Esteban frunció el ceño y resopló de nuevo. ¿Cómo podía explicarle las cosas a Mateo para que entrara en razón?
-          A ver cómo te explico esto… Tú y yo nos conocemos desde el instituto, hemos sido buenos amigos desde entonces y tú entraste en la empresa como teleoperador, de comercial y conseguiste que me metieran en la empresa. Ainhoa siempre ha sido nuestra jefa y como eres el mejor comercial que tiene, no para de exigirte más y más. Desde que tuviste el accidente, no ha tenido más que pérdidas y está que trina con Fina y conmigo. No para de echarnos en cara que no somos excelentes, que siempre estamos en el límite y que el día que la caguemos nos va a echar si no cumplimos los mínimos que nos exige.
-          Entonces… ¿Ainhoa no es mi novia?
-          Pero si tú la odias macho.
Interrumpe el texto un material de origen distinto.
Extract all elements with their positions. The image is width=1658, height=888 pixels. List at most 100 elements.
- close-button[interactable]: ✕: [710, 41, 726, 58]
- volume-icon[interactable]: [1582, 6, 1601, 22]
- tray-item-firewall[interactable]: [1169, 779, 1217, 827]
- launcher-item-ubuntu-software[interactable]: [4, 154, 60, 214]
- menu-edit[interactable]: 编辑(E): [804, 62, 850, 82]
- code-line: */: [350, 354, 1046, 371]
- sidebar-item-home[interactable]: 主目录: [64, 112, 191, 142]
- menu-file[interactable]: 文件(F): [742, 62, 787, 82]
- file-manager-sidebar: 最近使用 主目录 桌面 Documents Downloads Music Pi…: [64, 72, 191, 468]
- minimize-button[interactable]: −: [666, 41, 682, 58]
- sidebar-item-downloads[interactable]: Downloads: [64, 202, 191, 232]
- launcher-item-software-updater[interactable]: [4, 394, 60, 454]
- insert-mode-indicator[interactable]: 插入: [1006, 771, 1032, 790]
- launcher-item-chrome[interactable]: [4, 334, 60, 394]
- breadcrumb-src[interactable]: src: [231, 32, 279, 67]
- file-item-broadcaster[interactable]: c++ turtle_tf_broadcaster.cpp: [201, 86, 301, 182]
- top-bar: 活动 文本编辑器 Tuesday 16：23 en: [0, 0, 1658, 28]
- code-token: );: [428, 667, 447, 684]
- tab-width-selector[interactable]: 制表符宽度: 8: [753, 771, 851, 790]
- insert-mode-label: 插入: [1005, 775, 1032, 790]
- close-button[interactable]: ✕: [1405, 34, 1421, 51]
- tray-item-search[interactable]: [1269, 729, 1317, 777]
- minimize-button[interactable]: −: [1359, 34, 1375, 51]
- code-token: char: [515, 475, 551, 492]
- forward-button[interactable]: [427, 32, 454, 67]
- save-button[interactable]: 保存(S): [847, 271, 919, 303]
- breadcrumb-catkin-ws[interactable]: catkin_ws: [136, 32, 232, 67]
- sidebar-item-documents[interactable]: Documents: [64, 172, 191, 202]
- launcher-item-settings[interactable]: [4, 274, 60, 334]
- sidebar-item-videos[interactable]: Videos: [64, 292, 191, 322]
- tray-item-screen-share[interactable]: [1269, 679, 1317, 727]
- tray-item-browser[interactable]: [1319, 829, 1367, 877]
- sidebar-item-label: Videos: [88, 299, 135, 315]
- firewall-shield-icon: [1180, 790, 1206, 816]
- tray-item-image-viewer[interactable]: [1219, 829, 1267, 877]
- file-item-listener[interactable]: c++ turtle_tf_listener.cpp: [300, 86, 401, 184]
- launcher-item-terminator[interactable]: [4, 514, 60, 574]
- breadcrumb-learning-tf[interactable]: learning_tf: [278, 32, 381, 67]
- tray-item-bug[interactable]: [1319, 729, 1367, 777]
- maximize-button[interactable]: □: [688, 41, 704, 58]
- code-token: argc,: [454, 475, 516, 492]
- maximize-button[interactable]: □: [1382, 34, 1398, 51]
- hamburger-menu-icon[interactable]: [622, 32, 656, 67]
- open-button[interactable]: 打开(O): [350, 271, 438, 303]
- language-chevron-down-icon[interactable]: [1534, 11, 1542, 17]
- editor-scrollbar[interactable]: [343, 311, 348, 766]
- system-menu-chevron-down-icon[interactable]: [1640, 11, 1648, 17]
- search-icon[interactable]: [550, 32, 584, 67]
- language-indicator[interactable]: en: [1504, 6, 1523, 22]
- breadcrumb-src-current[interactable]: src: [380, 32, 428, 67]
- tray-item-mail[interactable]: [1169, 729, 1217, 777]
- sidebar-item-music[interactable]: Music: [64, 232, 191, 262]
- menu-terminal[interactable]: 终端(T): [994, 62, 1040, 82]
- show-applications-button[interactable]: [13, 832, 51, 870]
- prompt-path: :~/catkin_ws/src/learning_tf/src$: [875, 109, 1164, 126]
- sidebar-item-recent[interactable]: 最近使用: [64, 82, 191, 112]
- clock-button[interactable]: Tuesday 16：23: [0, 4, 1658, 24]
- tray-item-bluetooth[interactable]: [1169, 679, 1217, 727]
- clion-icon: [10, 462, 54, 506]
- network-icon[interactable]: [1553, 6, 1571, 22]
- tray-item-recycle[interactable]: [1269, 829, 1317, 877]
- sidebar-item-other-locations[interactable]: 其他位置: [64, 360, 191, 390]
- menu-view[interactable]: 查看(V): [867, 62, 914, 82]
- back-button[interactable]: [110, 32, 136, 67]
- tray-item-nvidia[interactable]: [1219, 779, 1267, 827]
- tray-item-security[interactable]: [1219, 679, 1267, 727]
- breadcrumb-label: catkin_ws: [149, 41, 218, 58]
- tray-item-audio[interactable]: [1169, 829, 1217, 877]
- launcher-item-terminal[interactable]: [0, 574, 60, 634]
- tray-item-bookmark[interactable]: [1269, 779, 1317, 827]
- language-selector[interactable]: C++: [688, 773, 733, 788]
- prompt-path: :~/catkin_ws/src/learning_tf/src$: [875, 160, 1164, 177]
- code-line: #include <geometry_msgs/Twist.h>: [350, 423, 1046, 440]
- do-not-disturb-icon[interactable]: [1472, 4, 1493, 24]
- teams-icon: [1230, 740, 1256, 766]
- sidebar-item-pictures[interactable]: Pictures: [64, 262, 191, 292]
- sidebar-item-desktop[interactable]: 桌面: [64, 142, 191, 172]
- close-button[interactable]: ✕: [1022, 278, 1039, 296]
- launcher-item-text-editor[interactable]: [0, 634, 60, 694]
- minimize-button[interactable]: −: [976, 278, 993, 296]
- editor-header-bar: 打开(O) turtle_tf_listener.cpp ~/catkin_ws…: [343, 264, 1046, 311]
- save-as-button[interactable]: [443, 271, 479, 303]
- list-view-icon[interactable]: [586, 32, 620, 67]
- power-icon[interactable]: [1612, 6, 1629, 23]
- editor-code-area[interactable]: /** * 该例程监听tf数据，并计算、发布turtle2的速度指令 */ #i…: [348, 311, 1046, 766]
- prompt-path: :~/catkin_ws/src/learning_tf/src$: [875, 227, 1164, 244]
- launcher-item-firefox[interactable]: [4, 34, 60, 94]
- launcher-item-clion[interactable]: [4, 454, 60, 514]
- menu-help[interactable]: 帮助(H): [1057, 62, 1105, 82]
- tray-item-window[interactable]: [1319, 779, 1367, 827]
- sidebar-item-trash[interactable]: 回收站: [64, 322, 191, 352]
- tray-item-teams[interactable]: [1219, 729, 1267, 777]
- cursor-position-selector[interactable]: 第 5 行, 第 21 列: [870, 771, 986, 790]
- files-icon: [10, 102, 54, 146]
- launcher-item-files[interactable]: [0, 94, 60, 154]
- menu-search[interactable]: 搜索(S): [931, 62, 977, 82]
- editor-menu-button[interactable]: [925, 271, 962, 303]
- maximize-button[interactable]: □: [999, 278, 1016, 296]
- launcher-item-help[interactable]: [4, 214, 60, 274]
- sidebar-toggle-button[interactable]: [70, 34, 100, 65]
No puedes con ella.




Mateo necesitaba procesar toda aquella información. No estaba siendo nada fácil para él y tenía la cabeza hecha un lío. Por parte de Esteban, lo notaba muy cambiado. Había desaparecido aquella prepotencia y superioridad que tenía siempre y se comportaba con él, por primera vez, como un amigo.




Esteban siguió explicándole a Mateo varias cosas para que lograra sentar la cabeza y recordar lo máximo posible. Sabía que era muy pronto y que no podía exigirle mucho, pero esas acusaciones que le había hecho habían sorprendido a Esteban, ya que él nunca haría nada para hacer daño a su gran amigo.




Una vez que Esteban se fue, Mateo se quedó pensando en todo lo que le estaba pasando. Hasta ayer, tenía novia, el trabajo de sus sueños, vivían sus padres juntos y, pese a tener problemas con Esteban, iba prácticamente bien, pero en un instante descubre una infidelidad de su novia, muere su padre y lo atropellan para despertarse en un hospital y darse cuenta que todo lo que había vivido sólo había ocurrido en su mente.


Su realidad era otra completamente diferente: su madre muerta, su padre muy desmejorado físicamente, sin novia y trabajando de teleoperador… ¿Por qué su mente había creado ese mundo alternativo? No era perfecto pero él era feliz allí… Ahora tendría que apechugar con una cruda realidad que, seguro, se le haría muy cuesta arriba.